LONDON (Reuters) - A UK subsidiary of U.S. energy-from-waste company Covanta Holding Corp. has scrapped plans to build a 400 million pound waste-fired power plant in Wales, which would have created 100 full-time jobs, the company said on Monday.
“The local authorities have adopted a fragmented approach (not a national approach) to dealing with residual waste,” said Malcolm Chilton, managing director of Covanta’s European business, in a letter to Britain’s planning body.
“This makes the current proposal for the plant unviable.”
The Brig y Cwm power plant would have collected 750,000 tonnes of non-recyclable household and business waste from the southern Wales area per year and was expected to have a power production capacity of 67 megawatts (MW), enough to power two local county boroughs.
Covanta Energy decided to drop the project after local Welsh authorities decided to sell non-recyclable waste to smaller facilities across the country, rather than one large station, a spokesman said.
“It’s a shame the project isn’t going ahead. The heat produced at the plant would have acted as a magnet for other businesses in the area,” he said.
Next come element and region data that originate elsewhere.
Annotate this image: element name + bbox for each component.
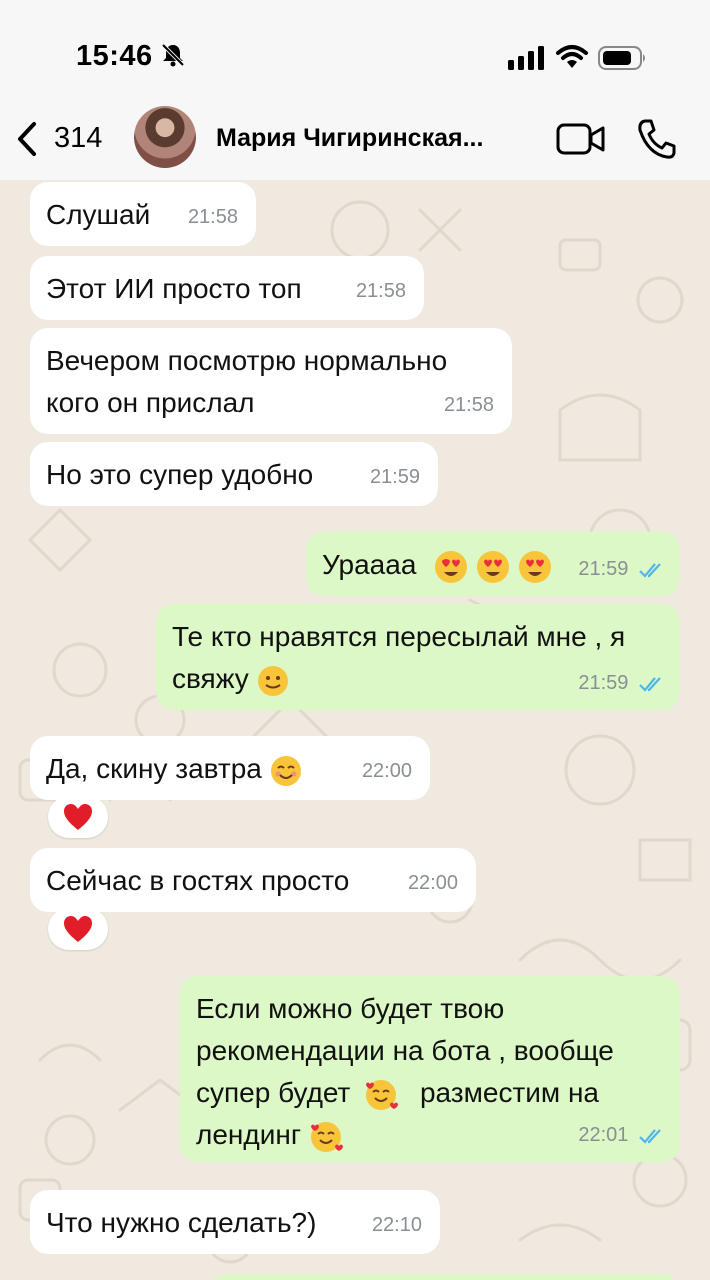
message-reaction[interactable] [48, 908, 108, 950]
message-text: Этот ИИ просто топ [46, 273, 302, 304]
message-text: Что нужно сделать?) [46, 1207, 317, 1238]
wifi-icon [556, 45, 588, 68]
status-time: 15:46 [76, 40, 153, 72]
message-bubble-incoming[interactable]: Слушай 21:58 [30, 182, 256, 246]
message-text-line: супер будет разместим на [196, 1072, 664, 1114]
message-bubble-incoming[interactable]: Этот ИИ просто топ 21:58 [30, 256, 424, 320]
message-bubble-incoming[interactable]: Вечером посмотрю нормально кого он присл… [30, 328, 512, 434]
message-time: 21:58 [355, 280, 406, 302]
red-heart-icon [64, 804, 92, 830]
message-text: Сейчас в гостях просто [46, 865, 350, 896]
message-time: 21:59 [578, 672, 629, 694]
message-bubble-incoming[interactable]: Да, скину завтра 22:00 [30, 736, 430, 800]
smiling-face-with-hearts-emoji-icon [310, 1121, 343, 1152]
message-text: лендинг [196, 1119, 302, 1150]
message-text-line: Да, скину завтра [46, 748, 414, 790]
message-text: Вечером посмотрю нормально кого он присл… [46, 345, 448, 418]
smile-emoji-icon [270, 755, 301, 786]
chevron-left-icon[interactable] [14, 120, 40, 158]
status-bar: 15:46 [0, 0, 710, 100]
message-time: 21:58 [187, 206, 238, 228]
phone-call-icon[interactable] [636, 118, 676, 160]
message-text-line: рекомендации на бота , вообще [196, 1030, 664, 1072]
message-text: Но это супер удобно [46, 459, 314, 490]
message-time: 22:00 [361, 760, 412, 782]
red-heart-icon [64, 916, 92, 942]
message-text: Да, скину завтра [46, 753, 262, 784]
message-meta: 21:59 [578, 548, 666, 590]
message-bubble-outgoing[interactable]: Те кто нравятся пересылай мне , я свяжу … [156, 604, 680, 710]
chat-area[interactable]: Слушай 21:58 Этот ИИ просто топ 21:58 Ве… [0, 180, 710, 1280]
heart-eyes-emoji-icon [518, 550, 551, 583]
message-bubble-outgoing[interactable]: Если можно будет твою рекомендации на бо… [180, 976, 680, 1162]
message-bubble-incoming[interactable]: Что нужно сделать?) 22:10 [30, 1190, 440, 1254]
double-check-read-icon [639, 676, 661, 692]
message-text: супер будет [196, 1077, 351, 1108]
contact-avatar[interactable] [134, 106, 196, 168]
message-meta: 21:59 [578, 662, 666, 704]
slight-smile-emoji-icon [257, 665, 288, 696]
message-bubble-incoming[interactable]: Сейчас в гостях просто 22:00 [30, 848, 476, 912]
message-text: Те кто нравятся пересылай мне , я свяжу [172, 621, 626, 694]
double-check-read-icon [639, 1128, 661, 1144]
message-time: 21:59 [578, 558, 629, 580]
message-time: 21:58 [443, 394, 494, 416]
message-text: Если можно будет твою [196, 993, 505, 1024]
message-time: 21:59 [369, 466, 420, 488]
back-unread-count[interactable]: 314 [54, 122, 102, 155]
smiling-face-with-hearts-emoji-icon [366, 1079, 399, 1110]
bell-muted-icon [161, 43, 185, 67]
message-bubble-outgoing[interactable]: Ураааа 21:59 [306, 532, 680, 596]
battery-icon [598, 46, 645, 70]
message-reaction[interactable] [48, 796, 108, 838]
message-bubble-outgoing-partial[interactable] [210, 1274, 680, 1280]
double-check-read-icon [639, 562, 661, 578]
message-time: 22:01 [578, 1124, 629, 1146]
heart-eyes-emoji-icon [435, 550, 468, 583]
message-meta: 22:01 [578, 1114, 666, 1156]
message-text-line: Если можно будет твою [196, 988, 664, 1030]
message-text: Ураааа [322, 549, 417, 580]
heart-eyes-emoji-icon [476, 550, 509, 583]
cellular-signal-icon [508, 46, 544, 70]
message-text: рекомендации на бота , вообще [196, 1035, 614, 1066]
message-bubble-incoming[interactable]: Но это супер удобно 21:59 [30, 442, 438, 506]
chat-header: 314 Мария Чигиринская... [0, 100, 710, 180]
video-call-icon[interactable] [556, 122, 606, 156]
message-time: 22:00 [407, 872, 458, 894]
message-text: разместим на [419, 1077, 599, 1108]
message-time: 22:10 [371, 1214, 422, 1236]
contact-name[interactable]: Мария Чигиринская... [216, 124, 483, 153]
He added Covanta Energy’s decision had nothing to do with the fact the government last week proposed to halve state subsidies for combined heat and power plants generating energy from waste.
The Welsh project would have created around 650 jobs during construction and 100 full-time jobs during its operation, according to Covanta Energy.
Two weeks ago Britain’s Infrastructure Planning Commission approved Covanta Energy’s 65-MW energy-from-waste plant at Rookery in Bedfordshire.